Что бы ни говорили Джон и отец Тук, она приняла правильное решение и не должна от него отступать, даже если ее сердце не умерло. Ее всегда будут преследовать подобные шепотки, которые Робин не сможет не услышать. Слишком высоко она ставила его честь, чтобы самой подвергать ее оскорблению! И как она теперь посмотрит в глаза другим стрелкам, которые тоже слышали епископа? Что они станут думать о ней? Наверное, то же, что и Вилл, который в июле без стеснения высказал ей в лицо, кем он ее считает. Удивительно лишь, что сегодня и он обнажил свой меч в защиту ее чести!

Гулко ударил соборный колокол, и Марианна поняла, что венчание свершилось.

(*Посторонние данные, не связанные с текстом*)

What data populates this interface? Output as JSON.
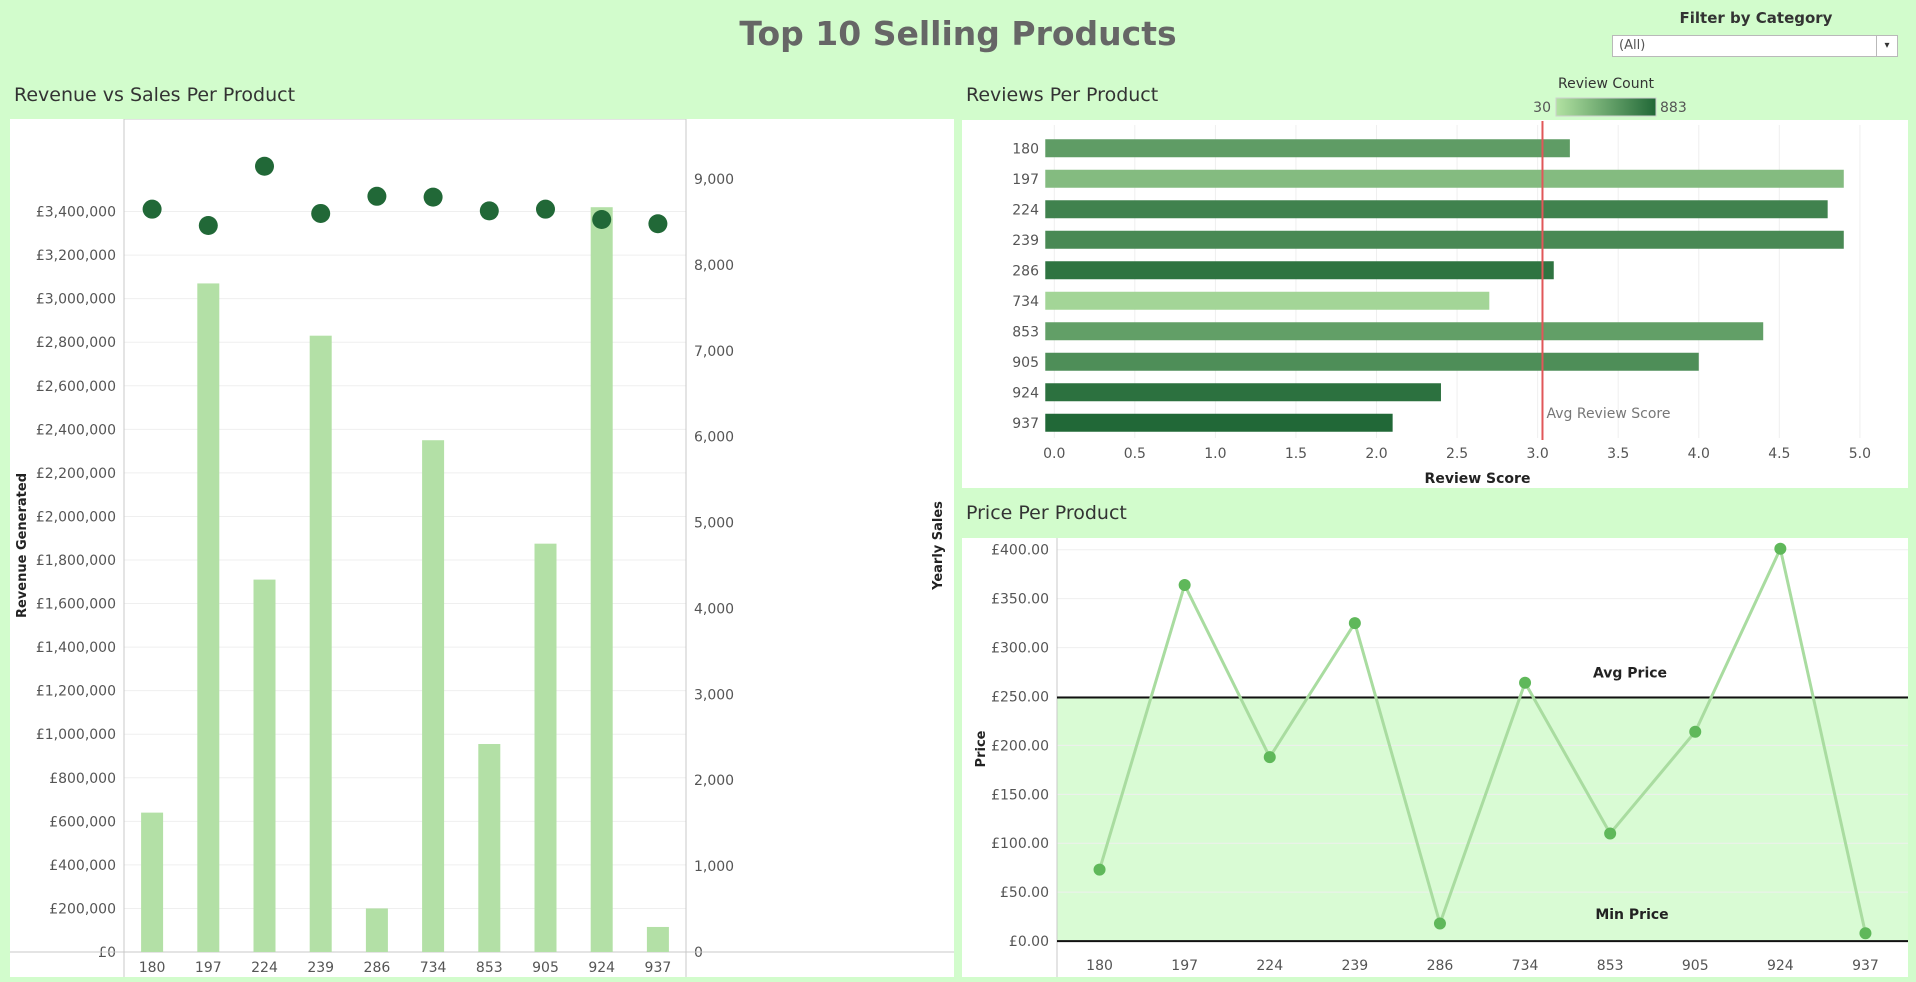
{
  "dashboard": {
    "title": "Top 10 Selling Products",
    "filter": {
      "label": "Filter by Category",
      "selected": "(All)",
      "icon": "chevron-down-icon"
    }
  },
  "colors": {
    "background": "#d2fccc",
    "bar_light": "#b3e0a6",
    "dot_dark": "#216837",
    "avg_review_line": "#e15759",
    "price_line": "#a9dca0",
    "price_dot": "#5fb85a",
    "price_band": "#d9fbd4"
  },
  "chart_data": [
    {
      "type": "bar",
      "title": "Revenue vs Sales Per Product",
      "categories": [
        "180",
        "197",
        "224",
        "239",
        "286",
        "734",
        "853",
        "905",
        "924",
        "937"
      ],
      "series": [
        {
          "name": "Revenue Generated",
          "axis": "left",
          "mark": "bar",
          "values": [
            640000,
            3070000,
            1710000,
            2830000,
            200000,
            2350000,
            955000,
            1875000,
            3420000,
            115000
          ]
        },
        {
          "name": "Yearly Sales",
          "axis": "right",
          "mark": "circle",
          "values": [
            8650,
            8460,
            9150,
            8600,
            8800,
            8790,
            8630,
            8650,
            8530,
            8480
          ]
        }
      ],
      "ylabel": "Revenue Generated",
      "ylim": [
        0,
        3600000
      ],
      "yticks": [
        0,
        200000,
        400000,
        600000,
        800000,
        1000000,
        1200000,
        1400000,
        1600000,
        1800000,
        2000000,
        2200000,
        2400000,
        2600000,
        2800000,
        3000000,
        3200000,
        3400000
      ],
      "ytick_labels": [
        "£0",
        "£200,000",
        "£400,000",
        "£600,000",
        "£800,000",
        "£1,000,000",
        "£1,200,000",
        "£1,400,000",
        "£1,600,000",
        "£1,800,000",
        "£2,000,000",
        "£2,200,000",
        "£2,400,000",
        "£2,600,000",
        "£2,800,000",
        "£3,000,000",
        "£3,200,000",
        "£3,400,000"
      ],
      "y2label": "Yearly Sales",
      "y2lim": [
        0,
        9700
      ],
      "y2ticks": [
        0,
        1000,
        2000,
        3000,
        4000,
        5000,
        6000,
        7000,
        8000,
        9000
      ],
      "y2tick_labels": [
        "0",
        "1,000",
        "2,000",
        "3,000",
        "4,000",
        "5,000",
        "6,000",
        "7,000",
        "8,000",
        "9,000"
      ],
      "grid": true
    },
    {
      "type": "bar",
      "orientation": "horizontal",
      "title": "Reviews Per Product",
      "categories": [
        "180",
        "197",
        "224",
        "239",
        "286",
        "734",
        "853",
        "905",
        "924",
        "937"
      ],
      "values": [
        3.2,
        4.9,
        4.8,
        4.9,
        3.1,
        2.7,
        4.4,
        4.0,
        2.4,
        2.1
      ],
      "color_values": [
        520,
        300,
        700,
        650,
        800,
        120,
        500,
        620,
        820,
        883
      ],
      "xlabel": "Review Score",
      "xlim": [
        -0.07,
        5.1
      ],
      "xticks": [
        0,
        0.5,
        1,
        1.5,
        2,
        2.5,
        3,
        3.5,
        4,
        4.5,
        5
      ],
      "xtick_labels": [
        "0.0",
        "0.5",
        "1.0",
        "1.5",
        "2.0",
        "2.5",
        "3.0",
        "3.5",
        "4.0",
        "4.5",
        "5.0"
      ],
      "reference_line": {
        "label": "Avg Review Score",
        "value": 3.03
      },
      "legend": {
        "title": "Review Count",
        "min": 30,
        "max": 883,
        "placement": "top-right"
      },
      "grid": true
    },
    {
      "type": "line",
      "title": "Price Per Product",
      "categories": [
        "180",
        "197",
        "224",
        "239",
        "286",
        "734",
        "853",
        "905",
        "924",
        "937"
      ],
      "values": [
        73,
        364,
        188,
        325,
        18,
        264,
        110,
        214,
        401,
        8
      ],
      "ylabel": "Price",
      "ylim": [
        -3,
        412
      ],
      "yticks": [
        0,
        50,
        100,
        150,
        200,
        250,
        300,
        350,
        400
      ],
      "ytick_labels": [
        "£0.00",
        "£50.00",
        "£100.00",
        "£150.00",
        "£200.00",
        "£250.00",
        "£300.00",
        "£350.00",
        "£400.00"
      ],
      "reference_lines": [
        {
          "label": "Avg Price",
          "value": 249
        },
        {
          "label": "Min Price",
          "value": 0
        }
      ],
      "grid": true
    }
  ]
}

Когда Алан и Элис оказались в окружении тех, кто спешил поздравить их, Робин снова достал из ножен Элбион и подошел к епископу. Пока длился обряд венчания, Робин был занят единственно тем, чтобы усилием воли придать лицу бесстрастное выражение, хотя в груди бушевала ярость. Он не слышал ни одного слова из брачной церемонии, видя перед собой только глаза Марианны – беззащитные в первую минуту растерянности, потом оскорбленные, непроницаемые, едва она взяла себя в руки и напомнила Виллу и ему о том, ради кого они пришли в собор. Он вспоминал, какой она была прежде, в счастливые дни их любви. Вспоминал, как он нес ее по тайному ходу Фледстана в тот страшный вечер, как разительно она переменилась, когда пришла в себя.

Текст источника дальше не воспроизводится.